How To Deal With A Swollen Ear

Ear Swelling

As one of the most sensitive parts of the face, problems with the skin and tissue of the ears are almost impossible to ignore. The buildup of fluid in the delicate skin and tissue of the ear can make it itchy or painful to the touch, along with reddening and inflammation. There are a number of issues that can result in swollen ears. Here are the most common conditions that cause ear swelling and the treatments available.

What Causes Ear Swelling?


The ear is full of blood vessels and can have a vigorous healing reaction. Even a minor trauma can induce the ear to swell. Inflammation peaks typically within 8 hours after damage and then will start to fade. However, if the swelling does not clear up in a day, make sure to seek medical attention at once. The most common symptoms of a bruised ear are redness and swelling. Ice packs or warm compresses used alternatively can be effective in helping reduce inflammation.

Auricular Hematoma

It can be challenging to distinguish between a hematoma (structural damage to the cartilage) and a simple ear bruise. In the case of an auricular hematoma, the skin can separate from the cartilage, and the ear can lose definition. Symptoms of an auricular hematoma include; severe pain, extreme swelling, and repetitive injuries to the ear. A doctor is required to diagnose an auricular hematoma properly—forceful impacts to the ear commonly cause these kinds of injuries. This condition is also known as cauliflower ear.

Swimmer’s Ear

Otitis externa, also known as swimmer’s ear, is an infection inside the ear canal. It can occur when water and bacteria become trapped in the ear canal, often from swimming. However, inserting cotton-tipped swabs or other objects into your ear can also result in this condition. Common symptoms include; Redness and inflammation around the ear, pain in the ear to the jaw, ear discharge and drainage, and reduced or “muffled” hearing. Treatment includes antibiotics, either drops or oral medication, and medical cleaning of the ear canal to remove excess moisture to assist in drying out the area.

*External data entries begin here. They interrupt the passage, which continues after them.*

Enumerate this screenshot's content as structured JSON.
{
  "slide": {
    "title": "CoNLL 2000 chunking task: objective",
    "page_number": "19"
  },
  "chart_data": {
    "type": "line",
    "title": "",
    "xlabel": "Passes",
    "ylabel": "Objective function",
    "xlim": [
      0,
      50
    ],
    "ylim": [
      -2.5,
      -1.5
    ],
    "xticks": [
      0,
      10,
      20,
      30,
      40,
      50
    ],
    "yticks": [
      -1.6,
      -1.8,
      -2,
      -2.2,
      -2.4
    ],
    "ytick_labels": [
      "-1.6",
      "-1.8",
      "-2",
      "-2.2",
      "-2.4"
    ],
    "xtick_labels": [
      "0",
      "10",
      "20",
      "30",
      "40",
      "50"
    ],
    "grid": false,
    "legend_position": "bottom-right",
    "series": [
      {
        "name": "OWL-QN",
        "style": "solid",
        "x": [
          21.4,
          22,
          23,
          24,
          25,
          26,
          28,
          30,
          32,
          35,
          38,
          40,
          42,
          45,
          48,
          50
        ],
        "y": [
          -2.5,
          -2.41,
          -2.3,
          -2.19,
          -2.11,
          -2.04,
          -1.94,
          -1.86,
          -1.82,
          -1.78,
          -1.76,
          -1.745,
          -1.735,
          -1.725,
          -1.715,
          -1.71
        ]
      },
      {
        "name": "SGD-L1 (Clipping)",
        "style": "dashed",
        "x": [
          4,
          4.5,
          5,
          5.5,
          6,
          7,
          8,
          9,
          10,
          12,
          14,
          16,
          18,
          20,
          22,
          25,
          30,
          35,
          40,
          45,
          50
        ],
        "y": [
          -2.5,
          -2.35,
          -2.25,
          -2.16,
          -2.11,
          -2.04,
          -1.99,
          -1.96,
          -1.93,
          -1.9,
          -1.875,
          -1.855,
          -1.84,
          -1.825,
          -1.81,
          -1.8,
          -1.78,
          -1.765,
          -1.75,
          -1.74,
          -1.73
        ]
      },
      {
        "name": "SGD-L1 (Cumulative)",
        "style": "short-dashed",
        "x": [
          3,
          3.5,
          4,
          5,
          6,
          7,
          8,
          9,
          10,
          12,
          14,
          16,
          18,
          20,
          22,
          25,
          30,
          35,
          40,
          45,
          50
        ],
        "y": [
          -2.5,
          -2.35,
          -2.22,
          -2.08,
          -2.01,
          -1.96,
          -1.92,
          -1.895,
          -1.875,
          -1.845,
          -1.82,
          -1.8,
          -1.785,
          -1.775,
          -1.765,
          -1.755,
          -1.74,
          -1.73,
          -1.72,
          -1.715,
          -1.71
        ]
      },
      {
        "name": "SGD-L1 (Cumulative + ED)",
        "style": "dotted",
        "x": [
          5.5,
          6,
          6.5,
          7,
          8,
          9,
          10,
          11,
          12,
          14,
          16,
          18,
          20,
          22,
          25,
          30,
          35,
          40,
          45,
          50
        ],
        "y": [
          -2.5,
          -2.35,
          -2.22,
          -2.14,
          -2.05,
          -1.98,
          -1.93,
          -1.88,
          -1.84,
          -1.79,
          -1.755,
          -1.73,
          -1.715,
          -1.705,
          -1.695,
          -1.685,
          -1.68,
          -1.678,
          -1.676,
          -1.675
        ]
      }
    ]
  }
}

Cellulitis is a bacterial infection of the skin that can develop anywhere on the body, including the ear. In fact, any condition that damages or irritates the skin around the ear, including swimmer’s ear, can lead to cellulitis. Symptoms of cellulitis in the ear include red and swollen skin that might feel warm or tender to the touch. Severe cases could induce fever occasionally. Due to the bacterial infection, seeing a doctor immediately is vital as the infection could spread and worsen without treatment.


Mastoiditis is an infection of the mastoid bone in the ear, often resulting from an untreated infection. It’s usually easy to differentiate between mastoiditis and other ear conditions that can cause swelling. The ear will swell at odd angles, with redness and inflammation more prominent on the back and behind the ear. Other symptoms of mastoid infection include; severe and persistent pain on and around the affected area, foul-smelling yellow or white discharge from the ear, fever, and acute hearing loss. Treating mastoiditis starts with antibiotics given intravenously, with severe cases requiring surgery.

Recurring Polychondritis

This exceptionally rare ailment induces repeated episodes of ear swelling in one or both ears. It’s common to occur in people who suffer from an autoimmune disease. The same condition can affect cartilage in other body areas, such as the nose and joints. Since the earlobe doesn’t have cartilage, typically, it’s not affected. Treatment strategies aim to reduce inflammation, and severe cases are referred to a rheumatologist who can offer specialized treatment.

Other Causes

Ear swelling is a complicated event that a whole host of issues could cause. Skin issues, allergic reactions, infections, and congenital irregularities have all been known to cause ear swelling.